Der Amerikaner Blake Leeper, beidseitig amputierter Sprinter und theoretisch ein Konkurrent von Floors mit besserer 400-Meter-Bestzeit, klagt gerade vor dem Internationalen Sportgerichtshof Cas dagegen, dass ihn der Weltverband World Athletics nicht zu den Olympischen Spielen zulässt. Leeper muss dafür beweisen, dass seine Prothesen keinen Vorteil darstellen. Er startet nicht mehr bei den Paralympics, dafür sind seine Prothesen nach veränderten Klassifizierungs-Regeln zu lang. Der Cas hat ihn im Juli angehört, aber noch keine Entscheidung getroffen.

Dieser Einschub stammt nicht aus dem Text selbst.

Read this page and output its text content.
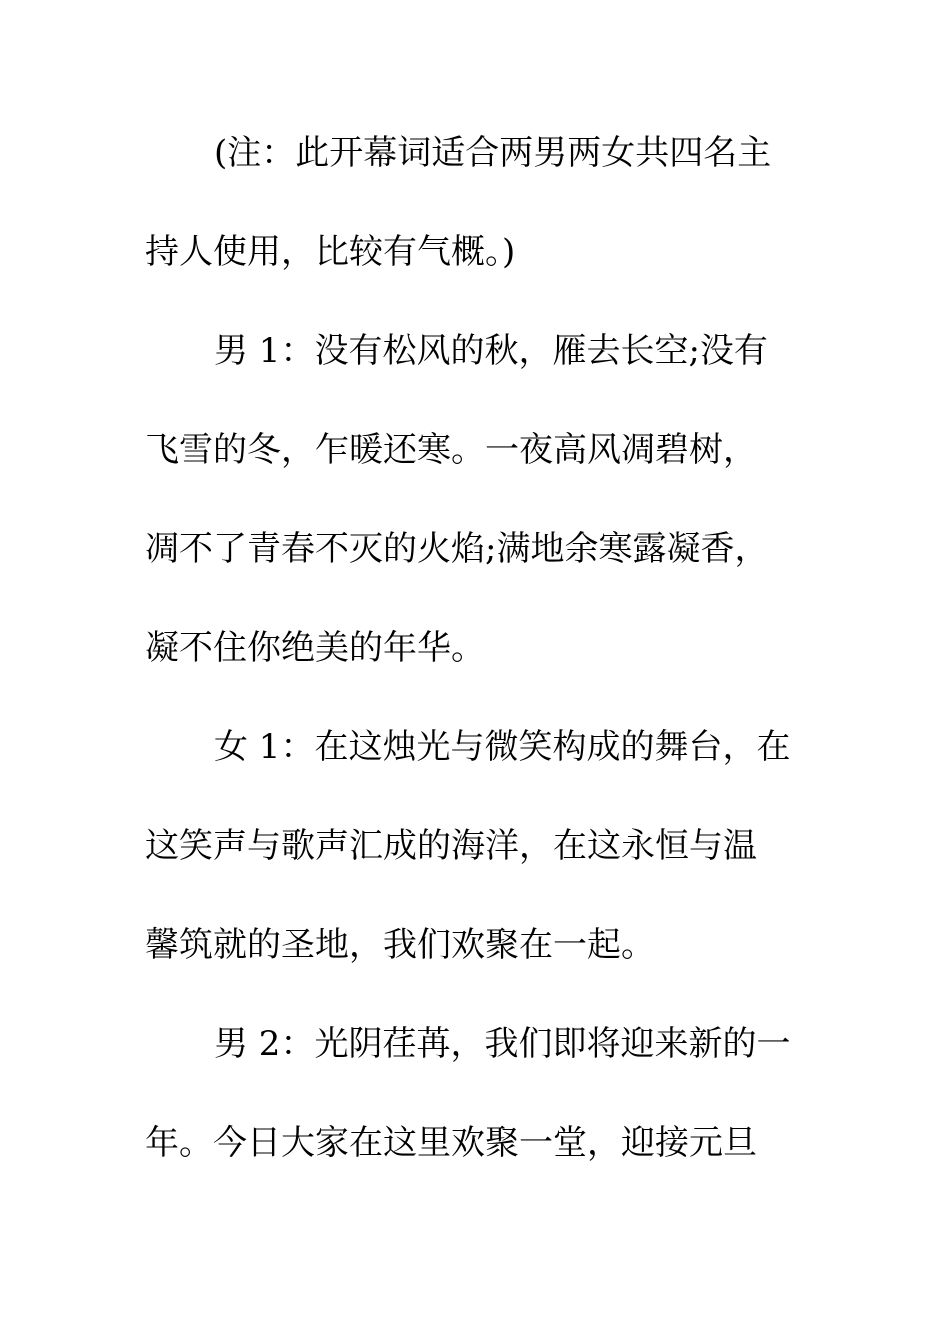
(注：此开幕词适合两男两女共四名主
持人使用，比较有气概。)
男 1：没有松风的秋，雁去长空;没有
飞雪的冬，乍暖还寒。一夜高风凋碧树，
凋不了青春不灭的火焰;满地余寒露凝香，
凝不住你绝美的年华。
女 1：在这烛光与微笑构成的舞台，在
这笑声与歌声汇成的海洋，在这永恒与温
馨筑就的圣地，我们欢聚在一起。
男 2：光阴荏苒，我们即将迎来新的一
年。今日大家在这里欢聚一堂，迎接元旦
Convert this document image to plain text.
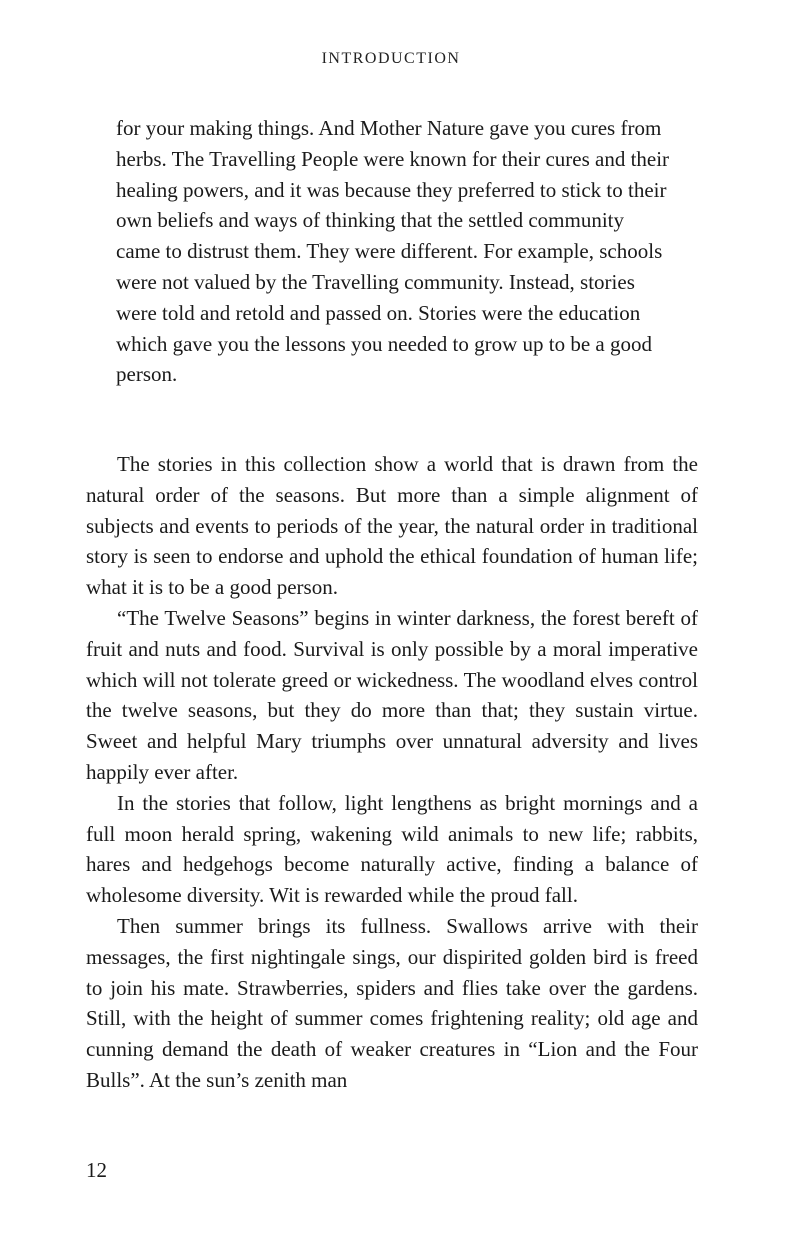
INTRODUCTION

for your making things. And Mother Nature gave you cures from herbs. The Travelling People were known for their cures and their healing powers, and it was because they preferred to stick to their own beliefs and ways of thinking that the settled community came to distrust them. They were different. For example, schools were not valued by the Travelling community. Instead, stories were told and retold and passed on. Stories were the education which gave you the lessons you needed to grow up to be a good person.

The stories in this collection show a world that is drawn from the natural order of the seasons. But more than a simple alignment of subjects and events to periods of the year, the natural order in traditional story is seen to endorse and uphold the ethical foundation of human life; what it is to be a good person.

“The Twelve Seasons” begins in winter darkness, the forest bereft of fruit and nuts and food. Survival is only possible by a moral imperative which will not tolerate greed or wickedness. The woodland elves control the twelve seasons, but they do more than that; they sustain virtue. Sweet and helpful Mary triumphs over unnatural adversity and lives happily ever after.

In the stories that follow, light lengthens as bright mornings and a full moon herald spring, wakening wild animals to new life; rabbits, hares and hedgehogs become naturally active, finding a balance of wholesome diversity. Wit is rewarded while the proud fall.

Then summer brings its fullness. Swallows arrive with their messages, the first nightingale sings, our dispirited golden bird is freed to join his mate. Strawberries, spiders and flies take over the gardens. Still, with the height of summer comes frightening reality; old age and cunning demand the death of weaker creatures in “Lion and the Four Bulls”. At the sun’s zenith man

12
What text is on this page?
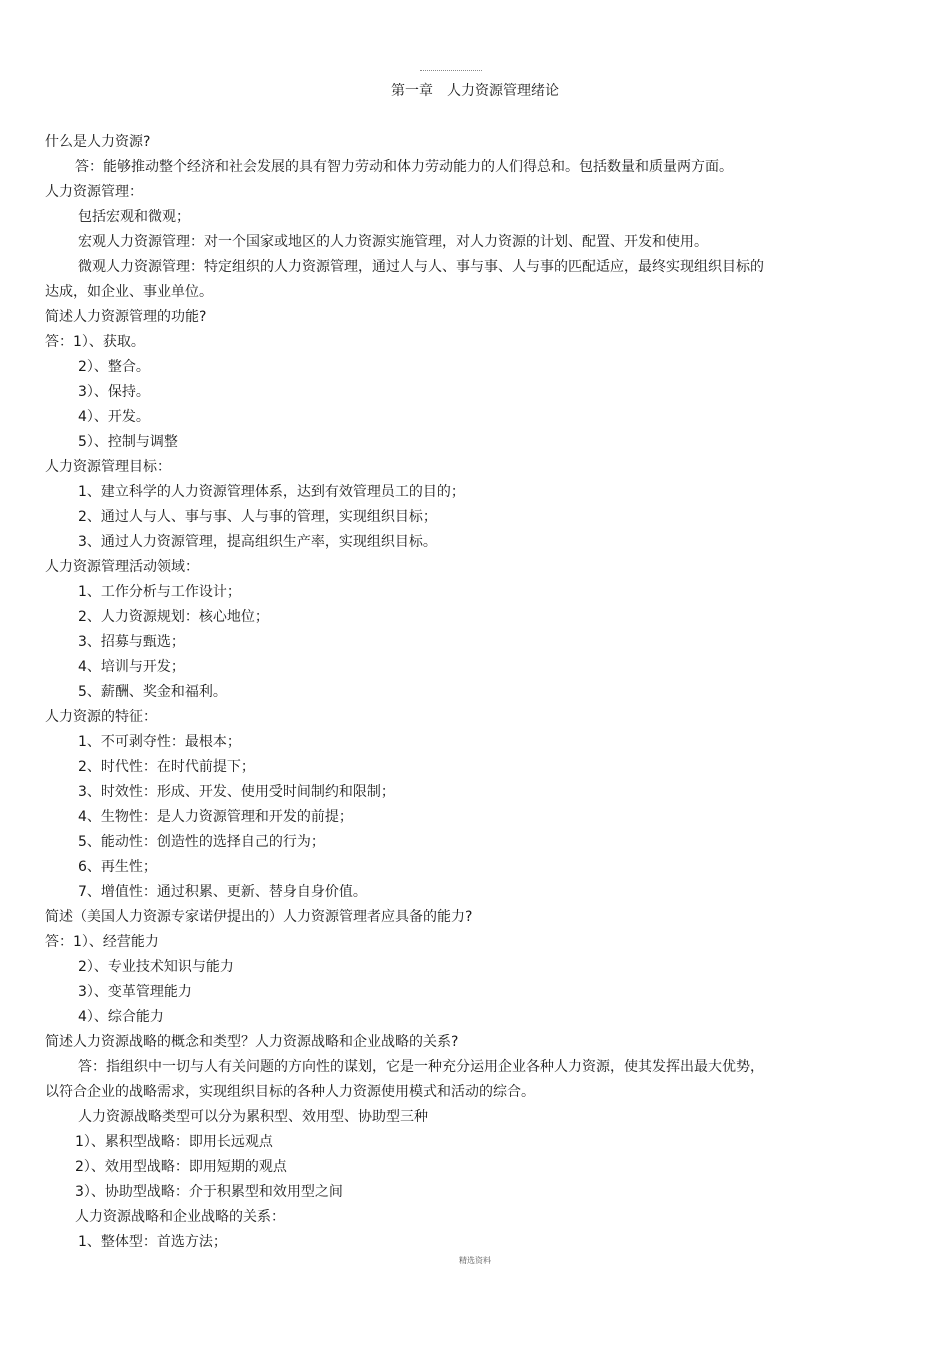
第一章　人力资源管理绪论
什么是人力资源?
答：能够推动整个经济和社会发展的具有智力劳动和体力劳动能力的人们得总和。包括数量和质量两方面。
人力资源管理：
包括宏观和微观；
宏观人力资源管理：对一个国家或地区的人力资源实施管理，对人力资源的计划、配置、开发和使用。
微观人力资源管理：特定组织的人力资源管理，通过人与人、事与事、人与事的匹配适应，最终实现组织目标的
达成，如企业、事业单位。
简述人力资源管理的功能?
答：1）、获取。
2）、整合。
3）、保持。
4）、开发。
5）、控制与调整
人力资源管理目标：
1、建立科学的人力资源管理体系，达到有效管理员工的目的；
2、通过人与人、事与事、人与事的管理，实现组织目标；
3、通过人力资源管理，提高组织生产率，实现组织目标。
人力资源管理活动领域：
1、工作分析与工作设计；
2、人力资源规划：核心地位；
3、招募与甄选；
4、培训与开发；
5、薪酬、奖金和福利。
人力资源的特征：
1、不可剥夺性：最根本；
2、时代性：在时代前提下；
3、时效性：形成、开发、使用受时间制约和限制；
4、生物性：是人力资源管理和开发的前提；
5、能动性：创造性的选择自己的行为；
6、再生性；
7、增值性：通过积累、更新、替身自身价值。
简述（美国人力资源专家诺伊提出的）人力资源管理者应具备的能力?
答：1）、经营能力
2）、专业技术知识与能力
3）、变革管理能力
4）、综合能力
简述人力资源战略的概念和类型？人力资源战略和企业战略的关系?
答：指组织中一切与人有关问题的方向性的谋划，它是一种充分运用企业各种人力资源，使其发挥出最大优势，
以符合企业的战略需求，实现组织目标的各种人力资源使用模式和活动的综合。
人力资源战略类型可以分为累积型、效用型、协助型三种
1）、累积型战略：即用长远观点
2）、效用型战略：即用短期的观点
3）、协助型战略：介于积累型和效用型之间
人力资源战略和企业战略的关系：
1、整体型：首选方法；
精选资料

Floors sieht Leepers Vorhaben kritisch. Zur Vergleichbarkeit vom Laufen auf Prothesen und natürlichen Füßen hat er eine klare Meinung, mit der er in der Szene wohl zur Mehrheit gehört: Es seien verschiedene Disziplinen, nicht vergleichbar. Er verfolgt den Fall natürlich trotzdem auch aus Eigeninteresse. Er sagt zwar einerseits deutlich: "Ich bin stolz darauf, dass wir die Paralympics haben. Dass wir die Möglichkeit haben, die spannenden Geschichten zu erzählen, die hinter jedem paralympischen Athleten stecken." Doch ausschließen, dass er es auch mit einer Olympia-Teilnahme versuchen würde, sollte Leeper überraschend recht bekommen, möchte er nicht: "Es wäre natürlich für den einzelnen Athleten gigantisch."

Floors sagt, er denke kaum daran, dass er jetzt im Grunde gerade in Tokio sein sollte. Seine Ziele hat er einfach auf 2021 verschoben, dann will er auch wieder gegen Menschen mit zwei Beinen laufen, bei den deutschen Meisterschaften, auf Meetings. Und er will bei den Paralympics Gold gewinnen. "Ich bin mir eigentlich ziemlich sicher", sagt er, "dass ich noch schneller werden kann."